MFA: migrating a connected app with previously issued tokens to a high assurance session

apiconnected-appsmfa

There is quite a lot of documentation about Salesforce and MFA, but sofar I have not been able to find out how exactly Salesforce is going to enforce MFA.

Why this matters? Well, if you have connected apps, this might be an issue.
What I have seen: a connected app requests an OAuth token by supplying a username, password, client id, secret, etc.
The user, referred to by the username, has a profile.
I have enabled the 'Multi-Factor Authentication for User Interface Logins' permission for the profile.
I have not enabled the 'Multi-Factor Authentication for API Logins' permission.

The MFA FAQ states that API login does not require MFA.

However, if I set the Session Security Level of the profile to High Assurance, the connected app can no longer communicate with Salesforce. Error: invalid session id.

This seems to contradict the statement that Salesforce makes here: "The high assurance security setting applies to UI logins.
OAuth token exchanges aren’t subject to the requirement.
OAuth refresh tokens that were obtained before a high assurance security setting is applied to a profile can still be exchanged for valid API access tokens.
Tokens are valid even if they were obtained with a standard assurance session.
To require users to establish a high assurance session before accessing the API with an external application, revoke existing OAuth tokens for users with that profile.
Then assign a high assurance security setting to the profile. Users must log in with MFA and reauthorize the application."

If I change the security setting back to empty, the interface immediately works again.

Processing identigral's comments and reading Salesforce's documentation, these are the steps that I must take:

"To require users to establish a high assurance session before accessing the API with an external application,

  1. revoke existing OAuth tokens for users with that profile.
  2. Then assign a high assurance security setting to the profile.
  3. Users must log in with MFA and reauthorize the application."
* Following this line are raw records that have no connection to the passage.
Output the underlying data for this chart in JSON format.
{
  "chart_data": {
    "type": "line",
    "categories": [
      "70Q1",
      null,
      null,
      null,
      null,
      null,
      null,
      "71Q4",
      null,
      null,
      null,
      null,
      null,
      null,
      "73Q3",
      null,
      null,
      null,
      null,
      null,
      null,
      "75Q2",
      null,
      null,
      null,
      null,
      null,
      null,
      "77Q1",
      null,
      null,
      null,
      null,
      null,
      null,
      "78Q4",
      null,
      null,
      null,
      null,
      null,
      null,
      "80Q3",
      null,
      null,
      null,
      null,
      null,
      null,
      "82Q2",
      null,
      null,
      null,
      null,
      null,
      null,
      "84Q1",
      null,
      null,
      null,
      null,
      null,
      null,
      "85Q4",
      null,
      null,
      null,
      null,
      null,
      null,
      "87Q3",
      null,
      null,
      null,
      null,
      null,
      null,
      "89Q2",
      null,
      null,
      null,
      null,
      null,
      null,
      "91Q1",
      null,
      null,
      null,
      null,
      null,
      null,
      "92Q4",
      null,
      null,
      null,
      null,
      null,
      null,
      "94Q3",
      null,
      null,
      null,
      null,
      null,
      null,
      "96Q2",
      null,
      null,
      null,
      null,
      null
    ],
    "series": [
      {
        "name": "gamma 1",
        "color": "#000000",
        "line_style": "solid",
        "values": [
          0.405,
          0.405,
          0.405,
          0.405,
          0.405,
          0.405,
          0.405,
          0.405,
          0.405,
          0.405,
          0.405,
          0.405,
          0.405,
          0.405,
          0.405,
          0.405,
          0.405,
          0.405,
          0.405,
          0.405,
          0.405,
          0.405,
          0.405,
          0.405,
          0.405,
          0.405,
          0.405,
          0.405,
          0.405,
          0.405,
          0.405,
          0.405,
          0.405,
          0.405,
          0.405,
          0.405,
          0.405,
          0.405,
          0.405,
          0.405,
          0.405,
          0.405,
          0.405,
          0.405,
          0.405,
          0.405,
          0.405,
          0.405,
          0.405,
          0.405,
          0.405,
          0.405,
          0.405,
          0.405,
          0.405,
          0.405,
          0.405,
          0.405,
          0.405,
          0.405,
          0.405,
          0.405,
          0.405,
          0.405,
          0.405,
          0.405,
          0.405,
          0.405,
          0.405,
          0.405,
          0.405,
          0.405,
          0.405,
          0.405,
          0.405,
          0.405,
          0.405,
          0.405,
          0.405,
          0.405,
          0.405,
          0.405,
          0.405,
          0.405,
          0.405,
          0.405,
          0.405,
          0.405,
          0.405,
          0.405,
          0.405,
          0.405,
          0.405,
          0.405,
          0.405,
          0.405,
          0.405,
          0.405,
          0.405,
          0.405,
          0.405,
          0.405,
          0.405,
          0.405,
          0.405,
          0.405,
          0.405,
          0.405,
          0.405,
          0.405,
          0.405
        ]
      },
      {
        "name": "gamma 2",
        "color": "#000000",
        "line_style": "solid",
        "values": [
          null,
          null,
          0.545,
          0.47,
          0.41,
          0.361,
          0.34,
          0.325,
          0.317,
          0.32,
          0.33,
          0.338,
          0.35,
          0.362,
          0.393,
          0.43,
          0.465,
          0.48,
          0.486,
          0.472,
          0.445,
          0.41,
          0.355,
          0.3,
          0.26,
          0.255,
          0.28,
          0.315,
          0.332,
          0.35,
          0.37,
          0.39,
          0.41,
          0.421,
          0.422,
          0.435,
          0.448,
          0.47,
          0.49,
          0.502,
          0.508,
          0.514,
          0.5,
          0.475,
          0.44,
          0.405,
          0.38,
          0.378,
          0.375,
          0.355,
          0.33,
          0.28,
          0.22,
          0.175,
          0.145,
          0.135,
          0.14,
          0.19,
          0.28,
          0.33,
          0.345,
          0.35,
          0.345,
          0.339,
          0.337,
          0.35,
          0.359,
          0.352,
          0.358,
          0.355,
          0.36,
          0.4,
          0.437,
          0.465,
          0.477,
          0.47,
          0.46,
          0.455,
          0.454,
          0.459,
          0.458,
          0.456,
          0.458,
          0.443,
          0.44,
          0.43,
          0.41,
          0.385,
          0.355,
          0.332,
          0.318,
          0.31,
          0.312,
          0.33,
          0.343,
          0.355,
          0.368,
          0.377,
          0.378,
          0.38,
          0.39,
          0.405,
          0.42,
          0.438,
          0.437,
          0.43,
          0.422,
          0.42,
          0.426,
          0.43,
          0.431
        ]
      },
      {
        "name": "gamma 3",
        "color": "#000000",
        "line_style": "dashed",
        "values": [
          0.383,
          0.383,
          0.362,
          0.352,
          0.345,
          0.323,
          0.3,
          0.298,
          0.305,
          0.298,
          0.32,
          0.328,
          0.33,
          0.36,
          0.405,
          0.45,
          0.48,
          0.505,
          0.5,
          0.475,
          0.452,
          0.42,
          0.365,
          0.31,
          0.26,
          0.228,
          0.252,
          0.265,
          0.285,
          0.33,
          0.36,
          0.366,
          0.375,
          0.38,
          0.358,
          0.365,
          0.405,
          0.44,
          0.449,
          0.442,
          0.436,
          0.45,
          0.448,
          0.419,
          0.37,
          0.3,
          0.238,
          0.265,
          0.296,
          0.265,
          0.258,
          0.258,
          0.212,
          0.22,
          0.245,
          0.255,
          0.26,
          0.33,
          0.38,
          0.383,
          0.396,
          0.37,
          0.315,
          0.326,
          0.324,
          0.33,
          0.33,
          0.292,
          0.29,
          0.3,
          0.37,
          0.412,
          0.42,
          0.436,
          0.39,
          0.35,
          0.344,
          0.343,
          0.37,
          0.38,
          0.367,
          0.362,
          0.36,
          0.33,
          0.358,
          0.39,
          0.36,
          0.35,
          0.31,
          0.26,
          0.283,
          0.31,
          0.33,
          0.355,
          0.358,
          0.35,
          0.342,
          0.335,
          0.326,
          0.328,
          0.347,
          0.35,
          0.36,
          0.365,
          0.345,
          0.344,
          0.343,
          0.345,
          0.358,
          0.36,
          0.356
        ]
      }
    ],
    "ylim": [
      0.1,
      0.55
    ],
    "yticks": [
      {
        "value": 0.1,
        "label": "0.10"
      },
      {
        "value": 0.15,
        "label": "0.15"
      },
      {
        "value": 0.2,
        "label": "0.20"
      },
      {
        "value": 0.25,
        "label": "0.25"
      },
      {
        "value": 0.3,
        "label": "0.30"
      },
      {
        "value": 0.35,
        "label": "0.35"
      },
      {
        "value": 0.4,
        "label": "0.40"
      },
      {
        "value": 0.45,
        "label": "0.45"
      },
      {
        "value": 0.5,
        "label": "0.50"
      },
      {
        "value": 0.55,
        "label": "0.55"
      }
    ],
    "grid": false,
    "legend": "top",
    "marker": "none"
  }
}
I performed steps 1 and 2. Regarding step 3, I have the following questions:

  • Which user must do this? A sysadmin or the user whose credentials will be used by the connected app?
  • How do I reauthorize the application? I really have no idea.

Regarding those questions: if I look at the Trailhead that covers this topic, it mentions a section called 'OAuth policies'.

So I looked deeper and via App Manager > (app) Manage > Edit Policies, I was able to change the setting to "Admin approved users are pre-authorized" This in turn made it possible to add the profiles of allowed users.

Now it started making sense how a connected app and a profile can be related. Unfortunately, I still have to idea how to reauthorize the application. I have played with all variations of profile sesssion security level, logging in as the appropriate user with MFA, deleting and adding the profile to the connected app policy, but to no avail. If the profile sesssion security level is set to High Assurance, the connected app gets the error INVALID_SESSION_ID, as soon as I set the profile sesssion security level to empty, the connected app has no problems accessing Salesforce.

When I look in Connected Apps OAuth Usage, the connected app is not listed there. Neither does the user, which is used by the connected app to log in, have any filled OAuth loggings/settings. Nothing to revoke or reauthorize there.

The app is an external Enterprise Service Bus, it does not have a user interface with which I can (re)authorize access to Salesforce.

Best Answer

This has cost me two days of research, but I finally found out what is going on and I found out that I cannot fix the problem.

It turns out that the connected app, an Enterprise Service Bus, is using the OAuth 2.0 Username+Password flow.

However, according to the Salesforce documentation:

For connected apps, only the OAuth 2.0 refresh token flow, web server flow, and user-agent flows support using API logins with the high assurance MFA session security level. All other OAuth flows [...] block API logins with the high assurance MFA session security level.

This explains why all of my attempts to make MFA work with my particular connected app failed.

Worse: the three OAuth flows that work with MFA are not compatible with an API-only connected app such as an Enterprise Service Bus.

I am going to raise a case with Salesforce Support asking them how they will guarantee that the connected app will continue to work after MFA is enforced. Because there are several ways for Salesforce to do that. And if they choose to do it by changing the profile Session Security level to High Assurance, then this app will fail and all hell will break loose (Salesforce being the single source of truth of client data in our company).

Update: I have raised this issue in the MFA - Getting started Salesforce Trailhead group.